The Pope’s long-awaited trip sought to comfort one of the world’s oldest Christian communities, while also deepening his dialogue with Muslims. His historic tour of Iraq took him to six cities and sites, during which he met Muslim and Christian leaders and preached peace and coexistence.

The Pope began his Iraqi visit landing in Baghdad. In the first important meeting of the day, he pointed to Iraq’s authorities, civil society groups and diplomats the path toward a genuine recovery of the country following years of conflict and terrorism. The problems facing the country can be overcome by building a society based on fraternity, solidarity, tolerance, and coexistence, through concrete acts of care and service, especially for the vulnerable and those most in need.  The Pope said he was among them “as a pilgrim of peace in the name of Christ, the Prince of Peace.”  “May the clash of arms be silenced” in Iraq and everywhere, he urged. “May no one be considered a second-class citizen,” he said. Later that day, he met bishops, clergy and religious in the Cathedral of Our Lady of Salvation in Baghdad, underscoring the importance of sowing seeds of reconciliation and fraternal coexistence that can lead to a rebirth of hope for everyone. At the cathedral, he prayed and honoured the victims of one of the worst massacres of Christians, the 2010 attack on the cathedral that left 58 people dead. Speaking to congregants, he urged Christians to persevere in Iraq to ensure that its Catholic community, “though small like a mustard seed, continues to enrich the life of society as a whole” — using an image found in both the Bible and Quran.

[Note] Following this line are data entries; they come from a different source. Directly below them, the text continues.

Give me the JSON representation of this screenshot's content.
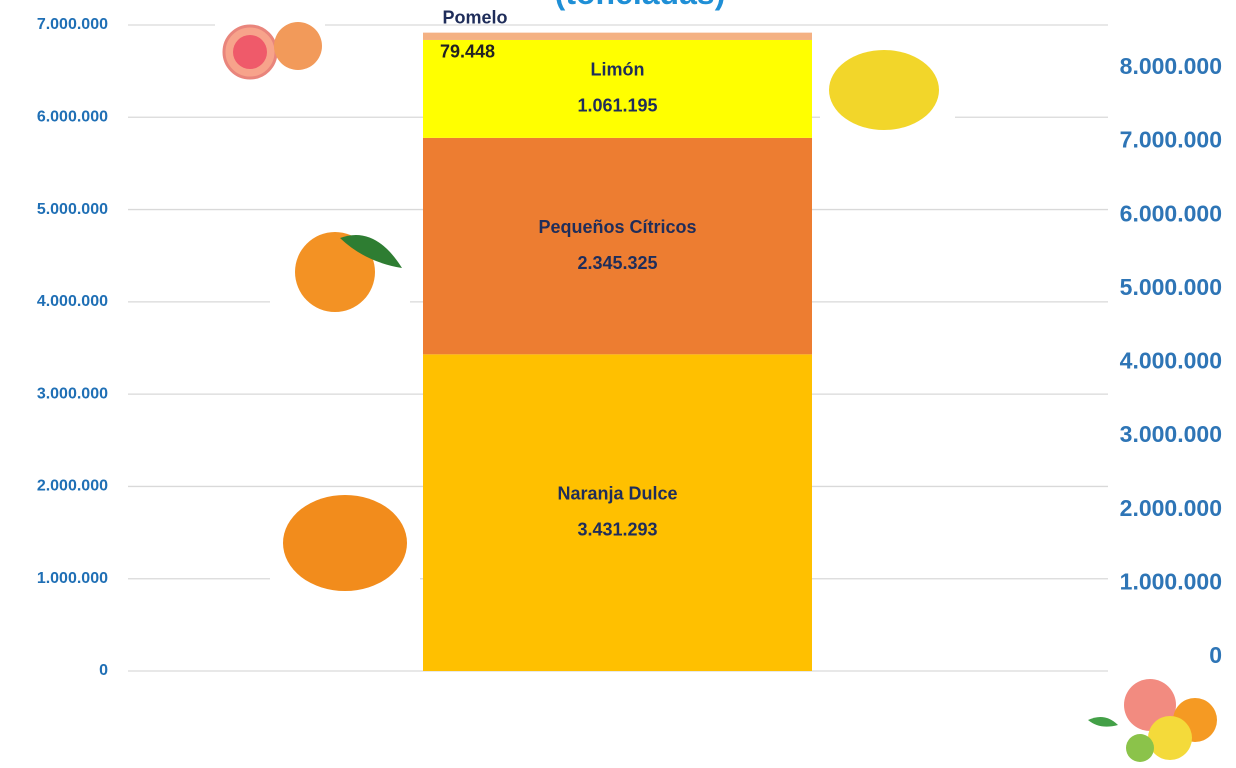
{
  "chart_data": {
    "type": "stacked-bar",
    "title": "(toneladas)",
    "categories": [
      null
    ],
    "series": [
      {
        "name": "Naranja Dulce",
        "color": "#FFC000",
        "values": [
          3431293
        ],
        "value_labels": [
          "3.431.293"
        ]
      },
      {
        "name": "Pequeños Cítricos",
        "color": "#ED7D31",
        "values": [
          2345325
        ],
        "value_labels": [
          "2.345.325"
        ]
      },
      {
        "name": "Limón",
        "color": "#FFFF00",
        "values": [
          1061195
        ],
        "value_labels": [
          "1.061.195"
        ]
      },
      {
        "name": "Pomelo",
        "color": "#F4B183",
        "values": [
          79448
        ],
        "value_labels": [
          "79.448"
        ]
      }
    ],
    "ylim": [
      0,
      7000000
    ],
    "yticks": [
      {
        "value": 0,
        "label": "0"
      },
      {
        "value": 1000000,
        "label": "1.000.000"
      },
      {
        "value": 2000000,
        "label": "2.000.000"
      },
      {
        "value": 3000000,
        "label": "3.000.000"
      },
      {
        "value": 4000000,
        "label": "4.000.000"
      },
      {
        "value": 5000000,
        "label": "5.000.000"
      },
      {
        "value": 6000000,
        "label": "6.000.000"
      },
      {
        "value": 7000000,
        "label": "7.000.000"
      }
    ],
    "y2lim": [
      0,
      8000000
    ],
    "y2ticks": [
      {
        "value": 0,
        "label": "0"
      },
      {
        "value": 1000000,
        "label": "1.000.000"
      },
      {
        "value": 2000000,
        "label": "2.000.000"
      },
      {
        "value": 3000000,
        "label": "3.000.000"
      },
      {
        "value": 4000000,
        "label": "4.000.000"
      },
      {
        "value": 5000000,
        "label": "5.000.000"
      },
      {
        "value": 6000000,
        "label": "6.000.000"
      },
      {
        "value": 7000000,
        "label": "7.000.000"
      },
      {
        "value": 8000000,
        "label": "8.000.000"
      }
    ],
    "grid": true
  }
}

Among the places in Iraq that Pope Francis visited was Najaf, where he had a historic meeting with the county’s top Shia Muslim religious leader, Grand Ayatollah Ali al-Sistani, and delivered a message of peaceful coexistence.

The meeting took place at the humble home Ayatollah Sistani has rented for decades. The Vatican said the Pope thanked Ayatollah Sistani for having “raised his voice in defence of the weakest and most persecuted” during some of the most violent times in Iraq’s recent history. The visit was carried live on Iraqi television, and residents cheered the meeting of two respected faith leaders. In a statement, Ayatollah Sistani said, “Religious and spiritual leadership must play a big role to put a stop to tragedy … and urge sides, especially great powers, to make wisdom and sense prevail and erase the language of war”. He affirmed his concern that Christian citizens should live like all Iraqis in peace and security, and with their full constitutional rights.

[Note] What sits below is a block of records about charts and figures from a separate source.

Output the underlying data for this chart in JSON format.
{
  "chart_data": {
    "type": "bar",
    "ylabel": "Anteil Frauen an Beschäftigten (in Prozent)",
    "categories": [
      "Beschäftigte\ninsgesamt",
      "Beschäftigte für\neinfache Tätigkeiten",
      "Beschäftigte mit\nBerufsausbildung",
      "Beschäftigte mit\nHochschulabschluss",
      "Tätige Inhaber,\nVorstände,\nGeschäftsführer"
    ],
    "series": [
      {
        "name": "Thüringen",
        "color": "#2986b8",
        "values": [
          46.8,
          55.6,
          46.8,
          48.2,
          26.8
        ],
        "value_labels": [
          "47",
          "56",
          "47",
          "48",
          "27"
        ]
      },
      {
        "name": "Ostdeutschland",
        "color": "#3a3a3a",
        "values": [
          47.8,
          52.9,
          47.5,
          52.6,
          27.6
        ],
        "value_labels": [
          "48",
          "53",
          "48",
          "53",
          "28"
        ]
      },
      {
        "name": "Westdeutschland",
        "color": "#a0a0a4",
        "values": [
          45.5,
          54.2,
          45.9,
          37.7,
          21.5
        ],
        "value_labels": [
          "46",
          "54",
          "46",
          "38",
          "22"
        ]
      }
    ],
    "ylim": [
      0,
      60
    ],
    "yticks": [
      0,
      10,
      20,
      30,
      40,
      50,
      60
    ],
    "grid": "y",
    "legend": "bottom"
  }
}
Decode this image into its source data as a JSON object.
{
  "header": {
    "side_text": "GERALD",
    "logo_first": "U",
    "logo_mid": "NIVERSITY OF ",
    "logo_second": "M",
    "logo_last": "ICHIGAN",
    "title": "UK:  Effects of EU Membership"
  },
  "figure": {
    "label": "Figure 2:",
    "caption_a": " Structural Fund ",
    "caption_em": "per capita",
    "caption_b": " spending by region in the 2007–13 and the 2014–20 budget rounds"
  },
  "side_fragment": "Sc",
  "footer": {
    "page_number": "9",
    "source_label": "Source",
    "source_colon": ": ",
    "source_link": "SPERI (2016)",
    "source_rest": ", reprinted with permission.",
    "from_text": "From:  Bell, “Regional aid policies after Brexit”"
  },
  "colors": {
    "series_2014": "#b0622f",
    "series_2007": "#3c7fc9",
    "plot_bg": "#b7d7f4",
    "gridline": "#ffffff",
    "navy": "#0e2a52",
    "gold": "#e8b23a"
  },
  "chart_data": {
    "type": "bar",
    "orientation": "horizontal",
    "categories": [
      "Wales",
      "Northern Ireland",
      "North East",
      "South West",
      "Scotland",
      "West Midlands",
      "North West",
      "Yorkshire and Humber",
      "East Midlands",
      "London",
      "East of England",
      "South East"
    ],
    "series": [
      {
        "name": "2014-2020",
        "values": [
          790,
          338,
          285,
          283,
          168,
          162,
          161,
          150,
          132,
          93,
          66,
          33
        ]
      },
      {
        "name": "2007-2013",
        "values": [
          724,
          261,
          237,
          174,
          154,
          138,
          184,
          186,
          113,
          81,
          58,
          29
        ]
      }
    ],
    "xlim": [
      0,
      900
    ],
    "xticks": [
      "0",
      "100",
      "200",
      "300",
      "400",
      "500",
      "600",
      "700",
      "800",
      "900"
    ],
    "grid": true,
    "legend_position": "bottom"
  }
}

The Vatican said Pope Francis thanked al-Sistani and the Shia people for having “raised his voice in defence of the weakest and most persecuted” during some of the most violent times in Iraq’s recent history. The Pope said that Ayatollah Sistani’s message of peace affirmed “the sacredness of human life and the importance of the unity of the Iraqi people”. According to a statement from the Vatican’s Press Office, during the courtesy visit, which lasted about forty-five minutes,  the Pope “stressed the importance of cooperation and friendship between religious communities for contributing – through the cultivation of mutual respect and dialogue – to the good of Iraq, the region and the entire human family.”

In taking leave of the Ayatollah, the Pope stated that he continued to pray that God, the Creator of all, would grant a future of peace and fraternity for the beloved land of Iraq, for the Middle East and for the whole world.